Ne yazık ki biz bize yetemiyoruz. Depremin kendisi başlı başına bir felaket iken bir de afet sonrası koordinasyon sürecinin ayrı bir “afet” haline gelmesi bize yıllarca üstüne konuşmamız ve hazırlıklı olmamız gereken konu başlıklarını bıraktı. Şüphesiz ki bu başlıkların hepsi kritik önemde ve tartışmalar deyim yerindeyse daha çok su kaldıracağa benziyor ki kaldırmalı da. Tarım ve hayvancılığın mevcut durumu en kısa sürede gerekli adımların atılmasının aciliyetini ortaya koyuyor. Bugün markette bir kilo süt ortalama 25 TL, 1 kilo kıyma 200 TL’nin üstünde. Mevsim sebze ve meyvelerinin fiyatları alt ve orta gelir grubunun alım gücünü aşmış bulunmakta.
Bilindiği üzere depremin etkilediği illerimiz aynı zamanda ülkede tarım ve hayvancılık faaliyetlerinin yoğun şekilde sürdürüldüğü bir bölgede yer almaktadır. TMMOB Ziraat Mühendisleri Odası’nın basın açıklamasında da belirttiği üzere bölge, ülkenin gıda talebinin önemli bir kısmını karşılayabilecek kapasitededir.

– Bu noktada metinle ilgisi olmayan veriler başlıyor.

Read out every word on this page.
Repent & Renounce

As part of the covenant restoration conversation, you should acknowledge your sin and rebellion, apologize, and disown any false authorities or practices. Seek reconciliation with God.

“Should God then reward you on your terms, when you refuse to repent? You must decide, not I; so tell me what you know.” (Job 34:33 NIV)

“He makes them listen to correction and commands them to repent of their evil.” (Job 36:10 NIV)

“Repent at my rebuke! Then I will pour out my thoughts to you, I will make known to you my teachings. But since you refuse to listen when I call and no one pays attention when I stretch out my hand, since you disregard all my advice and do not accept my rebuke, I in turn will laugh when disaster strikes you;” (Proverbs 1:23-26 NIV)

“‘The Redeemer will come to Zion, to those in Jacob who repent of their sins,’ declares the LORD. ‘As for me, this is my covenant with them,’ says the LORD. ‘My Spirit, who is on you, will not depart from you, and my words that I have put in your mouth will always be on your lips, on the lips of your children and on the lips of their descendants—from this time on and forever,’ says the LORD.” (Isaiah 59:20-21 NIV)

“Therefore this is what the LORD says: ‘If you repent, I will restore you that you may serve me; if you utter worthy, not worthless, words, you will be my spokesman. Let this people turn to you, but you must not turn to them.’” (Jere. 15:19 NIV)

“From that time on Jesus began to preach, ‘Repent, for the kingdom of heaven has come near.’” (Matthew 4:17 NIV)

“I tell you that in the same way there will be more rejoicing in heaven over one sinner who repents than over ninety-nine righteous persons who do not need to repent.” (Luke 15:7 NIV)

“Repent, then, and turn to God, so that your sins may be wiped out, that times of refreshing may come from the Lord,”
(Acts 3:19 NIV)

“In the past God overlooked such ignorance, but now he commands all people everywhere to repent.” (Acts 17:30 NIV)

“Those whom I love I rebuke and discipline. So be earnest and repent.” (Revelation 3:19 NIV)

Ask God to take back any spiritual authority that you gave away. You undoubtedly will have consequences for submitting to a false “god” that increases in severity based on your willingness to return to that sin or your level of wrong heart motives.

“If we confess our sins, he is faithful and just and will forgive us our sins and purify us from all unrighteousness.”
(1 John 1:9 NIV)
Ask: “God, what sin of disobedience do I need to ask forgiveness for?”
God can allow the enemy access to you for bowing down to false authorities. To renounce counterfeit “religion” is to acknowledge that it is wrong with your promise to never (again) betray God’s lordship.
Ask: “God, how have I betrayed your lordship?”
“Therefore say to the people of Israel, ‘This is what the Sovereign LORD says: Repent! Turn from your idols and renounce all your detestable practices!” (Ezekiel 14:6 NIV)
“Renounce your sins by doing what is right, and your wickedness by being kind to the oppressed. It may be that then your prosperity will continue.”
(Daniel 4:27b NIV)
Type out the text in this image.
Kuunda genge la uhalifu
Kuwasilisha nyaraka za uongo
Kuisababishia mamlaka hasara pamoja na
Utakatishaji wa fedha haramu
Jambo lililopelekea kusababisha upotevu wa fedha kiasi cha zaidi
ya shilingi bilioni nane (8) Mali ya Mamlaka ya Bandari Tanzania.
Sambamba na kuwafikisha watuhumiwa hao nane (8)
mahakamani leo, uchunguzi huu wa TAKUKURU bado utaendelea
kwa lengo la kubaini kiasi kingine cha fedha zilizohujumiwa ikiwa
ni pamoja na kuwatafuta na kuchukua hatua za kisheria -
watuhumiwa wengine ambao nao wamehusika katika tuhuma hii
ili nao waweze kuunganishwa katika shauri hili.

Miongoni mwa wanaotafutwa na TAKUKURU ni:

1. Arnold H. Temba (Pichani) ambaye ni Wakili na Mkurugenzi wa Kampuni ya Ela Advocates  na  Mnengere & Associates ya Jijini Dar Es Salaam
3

“TÜİK 2022 yılı verilerine göre depremden etkilenen 10 ilde 2 milyondan fazla büyükbaş ve 9 milyondan fazla küçükbaş hayvan bulunmakta olup bu sayılar Türkiye’deki toplam hayvan varlığının %15’ine denk gelmektedir. Deprem bölgesindeki tarım arazisi miktarı yaklaşık 3.7 milyon hektar, kayıtlı çiftçi sayısı yaklaşık 270 bindir.”[1]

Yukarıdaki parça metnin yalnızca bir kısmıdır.